A German research team has prototyped an extraordinary heating/cooling system that stresses and unloads nickel-titanium "muscle wires" to create heated and cooled air at twice the efficiency of a heat pump or three times the efficiency of an air conditioner. Crucially, the device also uses no refrigerant gases, meaning it's a much more environmentally friendly way to heat or cool a space.
The device is based on a peculiar property of certain shape-memory metal alloys that spring back into shape after being deformed. In some cases – particularly with nickel-titanium, also known as nitinol – these metals absorb significant amounts of heat when they're bent out of shape, and then release that heat when they're allowed to revert to their normal shape. The difference between the loaded wire and the released wire can be as much as 20° C (36° F).
The cooling device is thus quite simple in concept. It uses a rotating cylinder covered in nitinol wire bundles. The wires are loaded up as they pass through one side, sucking heat out of the air and storing it up. Then as they rotate past the other side, they're allowed to snap back into shape, dumping the heat on the second side. Air is blown through chambers on each side, giving you one feed of heated air and another feed of cool air.
The Saarland University team has been experimenting with the device to figure out the optimal convergence of wire loading, rotational speed, and how many wires should be in a bundle to create the biggest possible heat differential between the two sides from a given energy input.
And the results seem very exciting. The Saarland University team claims that "the heating or cooling power of the system is up to thirty times greater than the mechanical power required to load and unload the alloy wire bundles" depending on the type of alloy used. They say that this makes their new system more than twice as good as a conventional heat pump and three times as good as a conventional refrigerator.
"Our new technology is also environmentally friendly and does not harm the climate, as the heat transfer mechanism does not use liquids or vapors," says Professor Stefan Seelecke, the university's Chairman of Intelligent Metal Systems. "So the air in an air-conditioning system can be cooled directly without the need for an intermediate heat exchanger, and we don't have to use leak-free, high-pressure piping."
The idea of achieving an air cooling or heating effect simply by bending and unbending little pieces of metal sounds bizarre. What about metal fatigue? How long will those alloy wires last in these variable temperature environments before they get brittle and break off?

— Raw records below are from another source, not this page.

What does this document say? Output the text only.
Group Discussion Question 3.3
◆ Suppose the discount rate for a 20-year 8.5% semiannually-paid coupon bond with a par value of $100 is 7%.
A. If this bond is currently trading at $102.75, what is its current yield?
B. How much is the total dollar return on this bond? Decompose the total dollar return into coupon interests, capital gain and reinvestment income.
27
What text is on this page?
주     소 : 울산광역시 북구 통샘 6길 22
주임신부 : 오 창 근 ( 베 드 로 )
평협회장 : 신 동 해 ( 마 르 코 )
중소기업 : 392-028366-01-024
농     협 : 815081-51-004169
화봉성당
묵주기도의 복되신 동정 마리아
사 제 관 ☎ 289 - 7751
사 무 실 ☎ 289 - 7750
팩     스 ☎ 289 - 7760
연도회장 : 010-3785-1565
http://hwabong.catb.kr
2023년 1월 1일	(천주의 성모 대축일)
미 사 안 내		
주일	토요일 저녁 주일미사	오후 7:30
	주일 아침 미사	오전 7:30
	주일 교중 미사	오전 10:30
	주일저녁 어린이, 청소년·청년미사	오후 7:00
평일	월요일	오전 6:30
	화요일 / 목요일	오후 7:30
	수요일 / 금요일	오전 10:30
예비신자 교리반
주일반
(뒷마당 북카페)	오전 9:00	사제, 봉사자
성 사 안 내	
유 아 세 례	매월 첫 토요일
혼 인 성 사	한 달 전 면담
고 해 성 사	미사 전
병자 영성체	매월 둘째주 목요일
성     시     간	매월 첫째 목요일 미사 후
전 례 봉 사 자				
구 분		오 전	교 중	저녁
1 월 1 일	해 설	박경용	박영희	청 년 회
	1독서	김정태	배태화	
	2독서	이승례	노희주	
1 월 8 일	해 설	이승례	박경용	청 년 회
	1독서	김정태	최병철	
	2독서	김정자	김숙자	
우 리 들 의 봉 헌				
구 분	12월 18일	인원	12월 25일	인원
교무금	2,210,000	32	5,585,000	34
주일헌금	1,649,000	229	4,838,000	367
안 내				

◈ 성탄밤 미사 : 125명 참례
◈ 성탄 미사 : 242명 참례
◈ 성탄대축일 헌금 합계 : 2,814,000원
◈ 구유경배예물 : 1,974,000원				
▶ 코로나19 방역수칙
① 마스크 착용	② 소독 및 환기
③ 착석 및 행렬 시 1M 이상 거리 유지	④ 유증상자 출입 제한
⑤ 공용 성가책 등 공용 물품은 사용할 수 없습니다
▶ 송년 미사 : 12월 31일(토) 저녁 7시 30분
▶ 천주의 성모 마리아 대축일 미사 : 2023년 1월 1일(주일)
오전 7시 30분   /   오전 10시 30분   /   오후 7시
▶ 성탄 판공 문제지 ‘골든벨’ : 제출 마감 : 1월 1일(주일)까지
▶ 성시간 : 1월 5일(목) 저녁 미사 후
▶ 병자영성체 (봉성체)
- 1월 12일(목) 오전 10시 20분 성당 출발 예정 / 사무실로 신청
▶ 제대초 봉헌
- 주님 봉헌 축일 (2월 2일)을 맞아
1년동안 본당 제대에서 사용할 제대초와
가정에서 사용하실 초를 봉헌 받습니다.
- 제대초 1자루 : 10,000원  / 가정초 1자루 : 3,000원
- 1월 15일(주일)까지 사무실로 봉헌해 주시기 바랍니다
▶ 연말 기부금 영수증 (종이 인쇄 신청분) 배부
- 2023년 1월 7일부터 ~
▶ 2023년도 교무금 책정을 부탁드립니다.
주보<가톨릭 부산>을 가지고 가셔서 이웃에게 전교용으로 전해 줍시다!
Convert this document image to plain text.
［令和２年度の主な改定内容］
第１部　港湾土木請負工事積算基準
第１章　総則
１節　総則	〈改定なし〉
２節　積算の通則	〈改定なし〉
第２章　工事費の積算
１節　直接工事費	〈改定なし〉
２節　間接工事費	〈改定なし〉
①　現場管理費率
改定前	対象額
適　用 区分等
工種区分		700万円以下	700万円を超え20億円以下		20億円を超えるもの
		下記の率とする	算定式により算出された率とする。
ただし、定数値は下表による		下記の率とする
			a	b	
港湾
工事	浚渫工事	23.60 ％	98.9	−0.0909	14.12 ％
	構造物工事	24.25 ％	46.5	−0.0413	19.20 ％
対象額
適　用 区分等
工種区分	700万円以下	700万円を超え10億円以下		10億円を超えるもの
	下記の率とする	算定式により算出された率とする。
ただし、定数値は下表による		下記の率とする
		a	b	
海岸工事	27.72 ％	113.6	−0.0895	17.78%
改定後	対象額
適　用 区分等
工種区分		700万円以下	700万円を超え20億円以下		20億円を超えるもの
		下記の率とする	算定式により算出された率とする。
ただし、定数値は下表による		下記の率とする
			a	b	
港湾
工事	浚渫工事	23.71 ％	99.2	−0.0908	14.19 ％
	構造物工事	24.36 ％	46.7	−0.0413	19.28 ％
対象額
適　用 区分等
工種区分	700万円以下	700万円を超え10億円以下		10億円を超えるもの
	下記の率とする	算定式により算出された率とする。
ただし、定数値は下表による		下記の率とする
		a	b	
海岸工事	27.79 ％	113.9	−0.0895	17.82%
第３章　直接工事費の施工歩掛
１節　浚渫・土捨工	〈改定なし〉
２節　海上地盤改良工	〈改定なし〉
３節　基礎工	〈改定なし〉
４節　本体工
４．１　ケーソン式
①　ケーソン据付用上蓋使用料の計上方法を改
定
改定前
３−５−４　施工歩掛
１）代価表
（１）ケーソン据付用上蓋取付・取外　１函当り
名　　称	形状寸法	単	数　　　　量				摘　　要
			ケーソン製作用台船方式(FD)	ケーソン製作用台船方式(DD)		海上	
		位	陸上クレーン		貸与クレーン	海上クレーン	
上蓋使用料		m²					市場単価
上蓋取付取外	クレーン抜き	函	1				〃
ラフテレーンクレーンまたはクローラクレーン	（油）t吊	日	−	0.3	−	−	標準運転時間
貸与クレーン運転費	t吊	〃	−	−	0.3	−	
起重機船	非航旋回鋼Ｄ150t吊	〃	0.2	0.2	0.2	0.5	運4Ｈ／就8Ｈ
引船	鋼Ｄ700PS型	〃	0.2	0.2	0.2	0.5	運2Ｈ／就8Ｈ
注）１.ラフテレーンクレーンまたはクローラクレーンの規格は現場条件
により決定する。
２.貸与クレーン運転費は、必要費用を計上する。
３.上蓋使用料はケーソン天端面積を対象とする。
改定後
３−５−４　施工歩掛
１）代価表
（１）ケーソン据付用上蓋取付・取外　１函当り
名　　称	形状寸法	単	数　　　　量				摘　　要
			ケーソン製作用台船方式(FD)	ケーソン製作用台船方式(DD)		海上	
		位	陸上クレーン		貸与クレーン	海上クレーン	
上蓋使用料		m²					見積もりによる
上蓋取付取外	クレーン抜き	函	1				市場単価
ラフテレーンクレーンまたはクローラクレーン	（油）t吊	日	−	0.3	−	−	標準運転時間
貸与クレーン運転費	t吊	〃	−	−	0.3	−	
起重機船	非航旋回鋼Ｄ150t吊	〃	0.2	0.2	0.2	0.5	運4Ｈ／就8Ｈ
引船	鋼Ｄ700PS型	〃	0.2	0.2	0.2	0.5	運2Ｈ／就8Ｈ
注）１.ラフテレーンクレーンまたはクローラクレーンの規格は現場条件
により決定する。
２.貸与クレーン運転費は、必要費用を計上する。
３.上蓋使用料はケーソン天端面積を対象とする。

Well, that's one area where nitinol is very different from other metals. Indeed, it's most famous for its use in medical devices, particularly implantable ones such as stents, where its remarkable flexibility allows a stent to bend, crush, stretch and twist with the artery as the body moves.
Verdict Medical Devices summed up nitinol's fatigue properties thus: "it is by far the most resistant metal known to high-amplitude strain-controlled fatigue environments. Several applications … employ nitinol solely because of its extraordinary fatigue resistance."
The cooling device described above would appear to fit the description of a high-amplitude, strain-controlled application. But, of course, it'll be up to the researchers, or a future commercial team, to demonstrate how long you can expect your nitinol reverse cycle air conditioner to last.
It certainly looks like an exciting piece of technology, with the capability to reduce energy use in heating/cooling as well as taking refrigerant gases out of the equation.